Sri Lankan President Maithripala Sirisena said a foreign mastermind may have planned the Easter Sunday bombings, claimed by Islamic State, telling the militant group to “leave my country alone”.
Mr. Sirisena also warned it may be possible Islamic State had launched a “new strategy” by targeting smaller countries, Sky News said on May 1.
A government source told Reuters on April 30 police and other security forces across the country had been ordered to remain on high alert because the militants were expected to try to strike again, before the holy month of Ramadan, which starts on May 6.
Mr.

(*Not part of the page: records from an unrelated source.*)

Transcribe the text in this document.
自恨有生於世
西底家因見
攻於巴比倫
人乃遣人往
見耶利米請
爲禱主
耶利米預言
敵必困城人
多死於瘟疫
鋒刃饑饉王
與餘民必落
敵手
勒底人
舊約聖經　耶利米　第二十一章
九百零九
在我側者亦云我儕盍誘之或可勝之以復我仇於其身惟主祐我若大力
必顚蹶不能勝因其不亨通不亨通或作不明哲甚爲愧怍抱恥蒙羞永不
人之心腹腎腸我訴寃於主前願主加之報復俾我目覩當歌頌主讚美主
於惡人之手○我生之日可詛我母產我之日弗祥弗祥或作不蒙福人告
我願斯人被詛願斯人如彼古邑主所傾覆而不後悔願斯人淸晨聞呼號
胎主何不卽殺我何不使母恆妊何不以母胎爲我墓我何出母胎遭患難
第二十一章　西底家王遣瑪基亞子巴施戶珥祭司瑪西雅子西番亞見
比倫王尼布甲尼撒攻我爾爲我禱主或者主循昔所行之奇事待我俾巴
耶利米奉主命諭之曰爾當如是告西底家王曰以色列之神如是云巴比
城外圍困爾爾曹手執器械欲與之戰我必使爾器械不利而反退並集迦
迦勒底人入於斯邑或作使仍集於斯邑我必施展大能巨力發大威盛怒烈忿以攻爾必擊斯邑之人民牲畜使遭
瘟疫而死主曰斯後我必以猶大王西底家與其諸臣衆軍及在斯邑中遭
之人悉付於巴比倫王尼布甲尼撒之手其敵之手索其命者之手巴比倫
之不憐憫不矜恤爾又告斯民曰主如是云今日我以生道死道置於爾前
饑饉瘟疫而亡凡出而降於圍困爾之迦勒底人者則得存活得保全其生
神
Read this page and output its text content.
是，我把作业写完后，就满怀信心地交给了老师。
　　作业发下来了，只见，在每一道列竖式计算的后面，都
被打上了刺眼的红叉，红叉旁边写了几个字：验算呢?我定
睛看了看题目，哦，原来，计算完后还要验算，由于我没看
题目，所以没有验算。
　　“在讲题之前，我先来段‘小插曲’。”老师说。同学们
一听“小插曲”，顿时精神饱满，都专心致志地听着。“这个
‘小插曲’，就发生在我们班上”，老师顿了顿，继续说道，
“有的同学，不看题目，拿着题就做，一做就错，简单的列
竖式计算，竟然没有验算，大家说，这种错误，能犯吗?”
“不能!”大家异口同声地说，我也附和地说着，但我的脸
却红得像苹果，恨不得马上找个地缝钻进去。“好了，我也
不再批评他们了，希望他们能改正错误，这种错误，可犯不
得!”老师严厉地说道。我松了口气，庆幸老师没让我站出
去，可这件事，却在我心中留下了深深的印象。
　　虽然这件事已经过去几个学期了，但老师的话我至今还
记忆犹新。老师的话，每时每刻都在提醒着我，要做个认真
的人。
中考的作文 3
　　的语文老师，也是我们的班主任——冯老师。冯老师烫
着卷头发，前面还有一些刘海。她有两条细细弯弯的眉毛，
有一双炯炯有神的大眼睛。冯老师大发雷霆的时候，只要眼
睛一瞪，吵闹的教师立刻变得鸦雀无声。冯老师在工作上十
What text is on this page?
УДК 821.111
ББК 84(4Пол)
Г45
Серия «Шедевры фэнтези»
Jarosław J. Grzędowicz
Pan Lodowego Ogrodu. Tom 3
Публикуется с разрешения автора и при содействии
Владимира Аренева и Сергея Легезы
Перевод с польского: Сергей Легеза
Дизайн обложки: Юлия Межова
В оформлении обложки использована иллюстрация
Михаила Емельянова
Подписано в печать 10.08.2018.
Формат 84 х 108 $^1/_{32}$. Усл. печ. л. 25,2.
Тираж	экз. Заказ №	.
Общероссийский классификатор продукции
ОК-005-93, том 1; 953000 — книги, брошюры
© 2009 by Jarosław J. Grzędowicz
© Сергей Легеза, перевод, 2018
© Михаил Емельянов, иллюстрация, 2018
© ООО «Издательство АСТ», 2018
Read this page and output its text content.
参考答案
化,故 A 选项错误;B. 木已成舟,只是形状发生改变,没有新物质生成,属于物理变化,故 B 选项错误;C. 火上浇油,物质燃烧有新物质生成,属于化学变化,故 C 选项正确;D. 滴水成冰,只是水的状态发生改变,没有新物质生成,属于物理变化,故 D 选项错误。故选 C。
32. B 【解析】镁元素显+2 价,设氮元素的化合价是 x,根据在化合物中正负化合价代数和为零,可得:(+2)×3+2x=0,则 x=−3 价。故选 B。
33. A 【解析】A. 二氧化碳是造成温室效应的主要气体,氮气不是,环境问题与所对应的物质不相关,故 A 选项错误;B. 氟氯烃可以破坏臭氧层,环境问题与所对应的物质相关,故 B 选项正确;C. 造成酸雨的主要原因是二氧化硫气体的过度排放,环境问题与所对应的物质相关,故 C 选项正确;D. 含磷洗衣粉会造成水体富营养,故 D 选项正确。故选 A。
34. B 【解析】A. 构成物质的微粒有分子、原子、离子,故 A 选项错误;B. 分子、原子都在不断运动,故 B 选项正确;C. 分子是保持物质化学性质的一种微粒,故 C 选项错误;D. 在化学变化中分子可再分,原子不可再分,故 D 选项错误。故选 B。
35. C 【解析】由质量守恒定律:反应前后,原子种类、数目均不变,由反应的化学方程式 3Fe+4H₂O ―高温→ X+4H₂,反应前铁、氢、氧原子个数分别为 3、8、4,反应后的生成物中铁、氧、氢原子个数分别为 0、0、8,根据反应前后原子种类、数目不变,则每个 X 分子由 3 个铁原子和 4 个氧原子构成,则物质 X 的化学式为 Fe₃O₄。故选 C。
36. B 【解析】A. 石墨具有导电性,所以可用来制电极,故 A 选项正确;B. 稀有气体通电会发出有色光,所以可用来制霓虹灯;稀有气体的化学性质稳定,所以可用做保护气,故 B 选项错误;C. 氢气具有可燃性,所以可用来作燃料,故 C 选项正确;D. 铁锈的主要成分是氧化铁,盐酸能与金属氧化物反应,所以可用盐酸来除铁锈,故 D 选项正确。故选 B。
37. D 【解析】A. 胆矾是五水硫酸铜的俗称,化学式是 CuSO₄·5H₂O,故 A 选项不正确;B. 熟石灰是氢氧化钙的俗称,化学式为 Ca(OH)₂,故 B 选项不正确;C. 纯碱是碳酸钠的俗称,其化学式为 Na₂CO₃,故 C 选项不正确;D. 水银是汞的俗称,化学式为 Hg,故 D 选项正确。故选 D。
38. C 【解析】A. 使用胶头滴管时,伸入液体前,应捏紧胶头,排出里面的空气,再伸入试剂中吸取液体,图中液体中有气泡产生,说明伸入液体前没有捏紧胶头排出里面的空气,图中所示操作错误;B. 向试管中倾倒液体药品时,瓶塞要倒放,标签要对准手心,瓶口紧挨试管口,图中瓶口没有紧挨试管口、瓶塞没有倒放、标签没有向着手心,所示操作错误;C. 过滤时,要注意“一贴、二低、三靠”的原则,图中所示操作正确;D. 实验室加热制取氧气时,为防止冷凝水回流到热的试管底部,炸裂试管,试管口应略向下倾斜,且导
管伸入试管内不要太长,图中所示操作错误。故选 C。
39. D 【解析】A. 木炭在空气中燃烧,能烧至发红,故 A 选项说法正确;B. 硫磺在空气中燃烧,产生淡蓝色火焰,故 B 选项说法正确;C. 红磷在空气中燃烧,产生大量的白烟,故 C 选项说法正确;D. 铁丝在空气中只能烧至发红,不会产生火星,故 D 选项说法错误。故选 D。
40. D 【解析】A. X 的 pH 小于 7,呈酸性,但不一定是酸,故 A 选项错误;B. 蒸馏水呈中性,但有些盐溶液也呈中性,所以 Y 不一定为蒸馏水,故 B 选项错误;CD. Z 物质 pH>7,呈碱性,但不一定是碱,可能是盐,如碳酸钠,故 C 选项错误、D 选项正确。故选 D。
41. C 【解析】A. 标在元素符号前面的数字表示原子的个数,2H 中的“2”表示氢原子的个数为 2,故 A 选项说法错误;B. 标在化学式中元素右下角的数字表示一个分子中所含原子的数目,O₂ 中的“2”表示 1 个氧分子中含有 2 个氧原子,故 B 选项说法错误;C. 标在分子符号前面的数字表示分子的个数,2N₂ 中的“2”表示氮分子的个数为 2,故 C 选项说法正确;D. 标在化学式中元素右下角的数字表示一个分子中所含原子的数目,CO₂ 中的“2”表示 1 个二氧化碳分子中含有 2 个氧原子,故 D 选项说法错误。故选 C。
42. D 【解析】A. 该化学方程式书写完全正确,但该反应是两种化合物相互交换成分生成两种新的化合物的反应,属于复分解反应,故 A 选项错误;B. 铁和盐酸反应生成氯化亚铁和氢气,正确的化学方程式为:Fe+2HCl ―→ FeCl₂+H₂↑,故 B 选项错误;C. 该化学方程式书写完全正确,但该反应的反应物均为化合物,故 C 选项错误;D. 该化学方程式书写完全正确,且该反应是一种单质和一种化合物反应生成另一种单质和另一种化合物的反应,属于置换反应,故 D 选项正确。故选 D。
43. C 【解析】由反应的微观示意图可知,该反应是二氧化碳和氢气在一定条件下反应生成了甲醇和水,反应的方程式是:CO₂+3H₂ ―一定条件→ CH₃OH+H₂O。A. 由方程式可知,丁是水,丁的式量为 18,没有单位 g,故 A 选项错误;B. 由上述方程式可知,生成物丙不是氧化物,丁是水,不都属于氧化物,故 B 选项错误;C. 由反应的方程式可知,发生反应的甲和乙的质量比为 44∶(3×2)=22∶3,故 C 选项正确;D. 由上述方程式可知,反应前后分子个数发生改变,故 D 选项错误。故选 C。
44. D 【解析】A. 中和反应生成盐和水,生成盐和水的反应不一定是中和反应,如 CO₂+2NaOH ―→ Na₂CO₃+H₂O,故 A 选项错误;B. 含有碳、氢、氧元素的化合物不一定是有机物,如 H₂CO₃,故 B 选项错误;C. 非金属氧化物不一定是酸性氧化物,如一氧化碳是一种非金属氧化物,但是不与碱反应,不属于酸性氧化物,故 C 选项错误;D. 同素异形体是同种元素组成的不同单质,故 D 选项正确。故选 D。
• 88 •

Sirisena said authorities were aware of “a small group” of Sri Lankans who had travelled abroad to receive training from Islamic State over the past decade.
Investigations revealed the bombs used in the Easter attacks were made locally, the President said in the interview.
The suicide bombings on hotels and churches killed more than 250 people, including 40 foreign nationals.
Police suspect members of two previously little-known groups — National Thawheedh Jamaath and Jammiyathul Millathu Ibrahim — of carrying out the attacks.
On April 29, Islamic State’s media network published a video message purporting to come from its leader, Abu Bakr al-Baghdadi, which would be his first appearance since declaring the jihadists now-defunct caliphate five years ago.
In the video, a bearded man with Baghdadi’s appearance says the Sri Lanka bombings were Islamic State’s response to losses in its last territorial stronghold of Baghouz in Syria.
In the Sky News interview, Mr. Sirisena said he had a message for Islamic State: “Leave my country alone.”
Sri Lankan authorities have previously said that they suspect the attackers had international links, although the precise nature of those connections aren’t known. The U.S. Federal Bureau of Investigation and Interpol, as well as other undisclosed foreign agencies, are helping Sri Lanka with the probe.
Local intelligence officials believe that Zahran Hashim, a Tamil-speaking preacher from the east of the Indian Ocean island country, may have been a key player in plotting the Easter bombings. Officials believe he was one of nine suicide bombers.